The first time I made carbonara after my diagnosis I gave myself permission to eat a huge bowl and have seconds - to eat like I used to. The result? I felt awful. Bloated and nauseous. I was so sad, like a beloved friend had been taken from me.

It hasn't though. As I write this, I am eating a doughnut in a lovely, sunny cafe, sipping an oat milk flat white. I had a salad with grains and avocado and salmon. These carbs will get me through the rest of my day, help my brain function and give me the energy for the 25-minute walk home. Plus, the doughnut is delicious and making me happy.

Laurette says an understanding of carbohydrates is helpful with diabetes because managing it can be really confusing - getting to know what works, particularly if people are monitoring their blood sugar levels - is beneficial.

"But I think there can be too much information and too much thinking about 'what am I eating?' Should what I'm eating be all consuming of my life - which takes me away from other things I value in my life and things where I should be investing my time and energy into?"

I expected Laurette to give me numbers - a calorie count to hit, a number of grams of carbs I was to stay under. And she wouldn't. And I found it frustrating, honestly. I like data - a way to track how "good" I am being seemed helpful. And for a while it was - weighing my food helped me to understand what 100 grams of yoghurt looked like so I know if I am getting enough protein in my day. But it also felt inherently dangerous. How much time have I lost - not just since I've had diabetes, but in my life - beating myself up about wanting French fries. How many times have I denied myself what I wanted, and ended up having it anyway, and then feeling bad about it?
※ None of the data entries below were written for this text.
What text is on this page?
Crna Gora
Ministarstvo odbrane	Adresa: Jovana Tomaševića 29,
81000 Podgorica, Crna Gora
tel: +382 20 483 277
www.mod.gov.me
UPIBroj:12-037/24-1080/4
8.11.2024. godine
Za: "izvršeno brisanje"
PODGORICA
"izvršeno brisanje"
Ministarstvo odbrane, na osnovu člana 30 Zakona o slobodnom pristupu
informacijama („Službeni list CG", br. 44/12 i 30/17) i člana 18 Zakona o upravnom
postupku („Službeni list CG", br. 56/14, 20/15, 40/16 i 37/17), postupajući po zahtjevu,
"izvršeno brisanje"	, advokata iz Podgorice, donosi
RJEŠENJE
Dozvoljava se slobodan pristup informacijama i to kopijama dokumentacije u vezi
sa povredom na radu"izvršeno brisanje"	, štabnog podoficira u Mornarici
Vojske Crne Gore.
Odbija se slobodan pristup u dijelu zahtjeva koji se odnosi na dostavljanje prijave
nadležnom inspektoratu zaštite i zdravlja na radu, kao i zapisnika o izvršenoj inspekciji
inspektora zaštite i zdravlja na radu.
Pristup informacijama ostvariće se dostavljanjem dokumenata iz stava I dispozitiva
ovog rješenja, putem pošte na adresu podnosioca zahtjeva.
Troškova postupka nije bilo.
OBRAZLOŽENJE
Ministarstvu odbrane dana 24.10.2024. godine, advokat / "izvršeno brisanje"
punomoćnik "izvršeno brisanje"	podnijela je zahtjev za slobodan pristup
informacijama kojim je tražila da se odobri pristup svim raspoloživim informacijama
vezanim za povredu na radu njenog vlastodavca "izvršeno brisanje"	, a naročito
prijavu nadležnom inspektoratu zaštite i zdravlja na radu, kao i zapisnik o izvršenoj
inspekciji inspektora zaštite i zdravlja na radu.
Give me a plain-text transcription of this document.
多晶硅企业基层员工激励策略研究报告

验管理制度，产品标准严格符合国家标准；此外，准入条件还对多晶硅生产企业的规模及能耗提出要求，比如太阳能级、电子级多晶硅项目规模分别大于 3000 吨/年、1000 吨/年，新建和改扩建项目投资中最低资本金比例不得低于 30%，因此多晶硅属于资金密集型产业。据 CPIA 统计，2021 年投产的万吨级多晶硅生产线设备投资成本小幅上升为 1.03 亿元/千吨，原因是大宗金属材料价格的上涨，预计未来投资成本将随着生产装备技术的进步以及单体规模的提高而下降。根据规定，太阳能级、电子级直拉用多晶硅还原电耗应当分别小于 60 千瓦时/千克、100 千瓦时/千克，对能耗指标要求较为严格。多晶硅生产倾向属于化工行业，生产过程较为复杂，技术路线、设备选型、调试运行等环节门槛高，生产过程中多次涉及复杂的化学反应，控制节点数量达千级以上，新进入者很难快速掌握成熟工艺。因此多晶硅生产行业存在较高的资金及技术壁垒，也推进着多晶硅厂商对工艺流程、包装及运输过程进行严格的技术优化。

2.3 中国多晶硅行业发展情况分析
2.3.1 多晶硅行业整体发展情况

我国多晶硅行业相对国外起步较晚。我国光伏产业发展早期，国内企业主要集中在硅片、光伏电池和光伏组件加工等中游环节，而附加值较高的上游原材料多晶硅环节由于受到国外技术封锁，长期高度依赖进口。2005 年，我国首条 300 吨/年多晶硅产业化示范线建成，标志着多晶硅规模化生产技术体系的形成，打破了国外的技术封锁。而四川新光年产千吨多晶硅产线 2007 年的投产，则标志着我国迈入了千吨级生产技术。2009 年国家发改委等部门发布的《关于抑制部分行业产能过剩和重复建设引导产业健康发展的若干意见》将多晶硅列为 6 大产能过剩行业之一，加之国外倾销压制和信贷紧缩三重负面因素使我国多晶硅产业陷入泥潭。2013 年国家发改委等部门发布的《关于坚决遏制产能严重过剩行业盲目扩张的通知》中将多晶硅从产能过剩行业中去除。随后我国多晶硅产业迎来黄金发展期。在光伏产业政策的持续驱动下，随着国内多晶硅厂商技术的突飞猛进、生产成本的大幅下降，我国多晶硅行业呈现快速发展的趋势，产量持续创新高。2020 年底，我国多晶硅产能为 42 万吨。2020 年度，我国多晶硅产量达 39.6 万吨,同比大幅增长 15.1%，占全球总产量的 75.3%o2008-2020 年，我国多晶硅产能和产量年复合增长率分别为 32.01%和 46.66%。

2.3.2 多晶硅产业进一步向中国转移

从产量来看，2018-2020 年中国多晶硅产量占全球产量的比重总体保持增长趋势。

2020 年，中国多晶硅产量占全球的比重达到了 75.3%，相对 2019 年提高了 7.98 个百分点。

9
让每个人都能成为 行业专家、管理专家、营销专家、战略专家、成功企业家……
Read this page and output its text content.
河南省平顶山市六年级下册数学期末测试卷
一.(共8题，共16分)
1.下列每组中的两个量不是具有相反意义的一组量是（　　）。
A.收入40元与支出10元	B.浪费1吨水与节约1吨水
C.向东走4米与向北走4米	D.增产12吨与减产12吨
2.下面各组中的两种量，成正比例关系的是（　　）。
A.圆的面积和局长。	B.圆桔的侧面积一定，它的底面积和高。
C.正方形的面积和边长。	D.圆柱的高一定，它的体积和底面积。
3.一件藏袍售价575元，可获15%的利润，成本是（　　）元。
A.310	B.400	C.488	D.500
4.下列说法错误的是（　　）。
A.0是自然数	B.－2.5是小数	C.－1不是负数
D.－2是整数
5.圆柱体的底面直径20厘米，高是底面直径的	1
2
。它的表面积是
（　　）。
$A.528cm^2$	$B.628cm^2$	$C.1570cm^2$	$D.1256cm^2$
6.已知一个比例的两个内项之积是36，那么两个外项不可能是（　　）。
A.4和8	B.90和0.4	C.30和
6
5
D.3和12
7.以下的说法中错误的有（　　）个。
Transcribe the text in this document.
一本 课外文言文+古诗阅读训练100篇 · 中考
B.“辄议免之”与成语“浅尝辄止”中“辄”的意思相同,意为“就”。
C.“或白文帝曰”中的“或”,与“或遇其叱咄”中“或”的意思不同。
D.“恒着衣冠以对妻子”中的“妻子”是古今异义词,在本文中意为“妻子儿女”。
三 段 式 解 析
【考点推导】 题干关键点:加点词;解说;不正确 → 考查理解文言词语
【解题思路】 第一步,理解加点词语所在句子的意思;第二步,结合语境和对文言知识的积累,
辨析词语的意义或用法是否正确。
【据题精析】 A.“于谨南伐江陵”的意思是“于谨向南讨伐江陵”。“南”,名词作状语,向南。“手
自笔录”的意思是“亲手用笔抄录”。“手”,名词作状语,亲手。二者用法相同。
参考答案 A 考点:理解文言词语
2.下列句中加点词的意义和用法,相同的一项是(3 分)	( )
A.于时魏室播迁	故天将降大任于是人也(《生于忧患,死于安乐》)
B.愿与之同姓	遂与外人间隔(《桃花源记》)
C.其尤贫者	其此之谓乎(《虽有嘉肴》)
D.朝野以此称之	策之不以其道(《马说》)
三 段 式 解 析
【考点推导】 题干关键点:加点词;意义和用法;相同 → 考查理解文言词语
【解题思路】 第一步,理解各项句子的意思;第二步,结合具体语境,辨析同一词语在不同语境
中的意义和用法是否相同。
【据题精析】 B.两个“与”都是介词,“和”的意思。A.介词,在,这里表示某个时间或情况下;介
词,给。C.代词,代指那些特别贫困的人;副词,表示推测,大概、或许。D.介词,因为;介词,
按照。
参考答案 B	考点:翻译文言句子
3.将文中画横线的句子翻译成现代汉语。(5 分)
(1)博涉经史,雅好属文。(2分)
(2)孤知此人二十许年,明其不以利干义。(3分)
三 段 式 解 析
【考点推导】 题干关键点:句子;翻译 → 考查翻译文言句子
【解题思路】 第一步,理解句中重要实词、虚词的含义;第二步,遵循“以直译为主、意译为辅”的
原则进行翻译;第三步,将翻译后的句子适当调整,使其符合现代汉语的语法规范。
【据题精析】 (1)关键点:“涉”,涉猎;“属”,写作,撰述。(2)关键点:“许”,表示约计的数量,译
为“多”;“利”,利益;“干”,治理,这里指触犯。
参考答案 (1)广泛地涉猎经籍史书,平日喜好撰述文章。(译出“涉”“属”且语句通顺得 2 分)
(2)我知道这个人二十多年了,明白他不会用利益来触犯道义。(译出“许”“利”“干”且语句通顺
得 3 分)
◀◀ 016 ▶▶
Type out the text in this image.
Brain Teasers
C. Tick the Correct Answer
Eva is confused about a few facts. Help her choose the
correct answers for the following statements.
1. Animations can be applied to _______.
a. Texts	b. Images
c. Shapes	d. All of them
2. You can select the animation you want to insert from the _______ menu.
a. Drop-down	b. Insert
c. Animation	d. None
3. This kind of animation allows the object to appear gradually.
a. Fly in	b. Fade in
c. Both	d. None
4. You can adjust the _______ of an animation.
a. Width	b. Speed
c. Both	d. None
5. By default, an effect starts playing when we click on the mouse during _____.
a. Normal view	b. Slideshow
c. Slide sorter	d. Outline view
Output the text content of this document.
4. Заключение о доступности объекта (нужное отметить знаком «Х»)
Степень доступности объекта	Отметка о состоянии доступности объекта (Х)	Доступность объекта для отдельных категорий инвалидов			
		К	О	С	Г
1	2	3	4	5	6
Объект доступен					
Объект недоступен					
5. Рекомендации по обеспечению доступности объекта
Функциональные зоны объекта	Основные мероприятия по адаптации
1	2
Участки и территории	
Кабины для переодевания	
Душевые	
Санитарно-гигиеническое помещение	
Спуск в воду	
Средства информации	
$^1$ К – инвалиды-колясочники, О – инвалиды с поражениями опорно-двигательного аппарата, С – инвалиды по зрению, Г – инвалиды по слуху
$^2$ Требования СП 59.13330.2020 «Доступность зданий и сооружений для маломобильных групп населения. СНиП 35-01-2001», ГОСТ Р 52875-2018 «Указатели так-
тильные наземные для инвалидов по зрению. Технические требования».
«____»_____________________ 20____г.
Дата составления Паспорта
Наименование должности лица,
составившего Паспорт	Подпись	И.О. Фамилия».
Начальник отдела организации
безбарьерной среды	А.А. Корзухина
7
"I'm always curious about people's lived experience with [diet] behaviour and the positives and negatives that have come from that in the past," she says.

We need to relearn how to tune into the signals our bodies give us about what it wants and needs, she says. As children we are born with the ability to do this, but then we're bombarded with all the ways we should change and treat our bodies.

"Imagine if I'm noticing the physical signs of hunger. But my [calorie counting] app tells me I'm at my limit, what happens in that situation? Does that then rise give rise to things like guilt and shame, which should never be coming into eating decisions? And when we're in shame, we can't take care of ourselves."

I want to underline that last bit. Or travel back in time and show it to my teenage self. I want to put stickers on the front page of magazines and write a bot that replies to tweets promoting diets. Imagine not feeling guilt about what you eat. Imagine a life in which no one had ever told you "you shouldn't eat that" or asked "do you really need that?"

I can have pasta. I know I am not great at pasta in moderation, so here's my plan for myself. I will have pasta on special occasions, when I want to cook for someone I love, or to celebrate at my favourite Italian restaurant. My lifelong dream to learn to make pasta at the elbow of someone's Italian grandmother can stick around.

In the meantime, I can follow Laurette's advice and listen to my body. Eat when I am hungry and stop when I am full. Make sure my blood sugar isn't swinging around all over the place by managing carbs, and combining them with proteins and fats and green vegetables. Exercise to help my body manage the glucose. And maybe stop overthinking all of it.

After all, I have this doughnut to finish.

* All dietitian appointments were fully paid for by me. Please seek your own advice from health care professionals.